De reisVeel bedevaarten hebben de vorm van een georganiseerde gezamenlijke gebedstocht. Maar mensen gaan ook individueel op reis naar een pelgrimsoord of een andere betekenisvolle plek.
Pelgrimeren beperkt zich niet tot de christelijke wereld. Ook andere culturen kennen dit verschijnsel. Pelgrimeren heeft een antropologische basis: de mens op zoek naar het heilige, op zoek naar de zin van het bestaan.

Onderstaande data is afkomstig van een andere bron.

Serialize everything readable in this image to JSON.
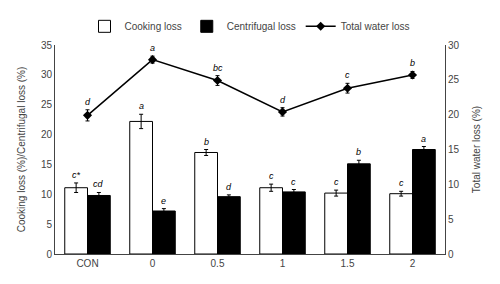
{
  "chart_data": {
    "type": "bar",
    "categories": [
      "CON",
      "0",
      "0.5",
      "1",
      "1.5",
      "2"
    ],
    "series": [
      {
        "name": "Cooking loss",
        "type": "bar",
        "color": "white",
        "values": [
          11.1,
          22.2,
          17.0,
          11.1,
          10.2,
          10.1
        ],
        "errors": [
          0.8,
          1.2,
          0.5,
          0.6,
          0.5,
          0.4
        ],
        "labels": [
          "c*",
          "a",
          "b",
          "c",
          "c",
          "c"
        ]
      },
      {
        "name": "Centrifugal loss",
        "type": "bar",
        "color": "black",
        "values": [
          9.8,
          7.2,
          9.6,
          10.4,
          15.1,
          17.5
        ],
        "errors": [
          0.5,
          0.4,
          0.3,
          0.4,
          0.6,
          0.5
        ],
        "labels": [
          "cd",
          "e",
          "d",
          "c",
          "b",
          "a"
        ]
      },
      {
        "name": "Total water loss",
        "type": "line",
        "color": "black",
        "axis": "y2",
        "marker": "diamond",
        "line_style": "solid",
        "values": [
          19.9,
          27.9,
          24.9,
          20.4,
          23.8,
          25.7
        ],
        "errors": [
          0.8,
          0.5,
          0.7,
          0.6,
          0.7,
          0.5
        ],
        "labels": [
          "d",
          "a",
          "bc",
          "d",
          "c",
          "b"
        ]
      }
    ],
    "ylabel": "Cooking loss (%)/Centrifugal loss (%)",
    "y2label": "Total water loss (%)",
    "ylim": [
      0,
      35
    ],
    "yticks": [
      0,
      5,
      10,
      15,
      20,
      25,
      30,
      35
    ],
    "y2lim": [
      0,
      30
    ],
    "y2ticks": [
      0,
      5,
      10,
      15,
      20,
      25,
      30
    ],
    "grid": false,
    "legend": "top"
  }
}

Met lichaam...Pelgrimeren is een heel lijfelijke en zintuiglijke activiteit. Tijdens een pelgrimage kun je allerlei dingen doen: lopen, zingen, bidden, praten, symbolische handelingen verrichten (stenen wegwerpen, water sprenkelen, handen laten opleggen, e.d.). Het is voor velen gemakkelijker om je geloof lopend te uiten dan pratend. Een aantrekkelijke kant van pelgrimeren is verder, dat je tijdelijk deel uit maakt van een egalitaire gemeenschap: tijdens een pelgrimstocht vallen allerlei sociale verschillen weg.

...ziel en geest
Pelgrimeren is een populair thema, dat brede groepen aanspreekt, ook mensen die niet of niet meer zo kerks zijn. Het is zo ook relevant in het kader van de missionaire kerk. In onze cultuur is het immers niet zo vanzelfsprekend om met anderen over zingeving en spiritualiteit te spreken. Pelgrimerend wandelen maakt dat gemakkelijker. In de ontmoeting met anderen komen mensen al pratend tot gedachten en inzichten die ze wellicht niet eerder uit konden of wilden spreken. En daarin kan, soms, ook iets oplichten van de Ander. Dat gebeurt bijna terloops en ongezocht.

Gemeenschap
De pelgrimstocht biedt het kader, waarin deze ontmoetingen kunnen plaats vinden. Je kunt je aansluiten bij de tijdelijke gemeenschap onderweg, bij het grotere gebeuren in het bedevaartsoord, bij de geloofsbeleving die daaruit spreekt, bij degenen die je hierin zijn voorgegaan. De routes naar Santiago de Compostela of andere grotere bedevaartplaatsen zijn kralensnoeren van verhalen van pelgrims.

Geloofsweg
Ten slotte, de pelgrimsweg kun je zien als een symbool van de levensweg én van de geloofsweg. Op de pelgrimsweg treden dezelfde verschijnselen op als op de andere wegen: de werking van het verlangen, onderlinge conflicten, gelukservaringen, ervaringen van eenzaamheid en samenzijn, confrontatie met eigen beperkingen, twijfel, vinden van zin en geloof.
Veel pelgrims hebben de ervaring opgedaan, dat een pelgrimstocht een weldadige werking heeft. Zij zijn zich meer bewust geworden van de kwaliteit van het leven. Tijdens een pelgrimstocht neem je even afstand van het gewone dagelijkse leven en worden basale zaken belangrijk.
Nu kan niet iedereen een lange pelgrimstocht maken, maar ook beknopte vormen kunnen spiritueel weldadig zijn. En je kunt de beleving cultiveren door bewust enige rituelen en handelingselementen in te bouwen in de trits voorbereiding – vertrek (achterlaten) – onderweg zijn – aankomen – terugreizen. Een afwisseling van lopen, zingen, zwijgen, lezen van teksten en gezamenlijke reflectie daarop is daarbij behulpzaam.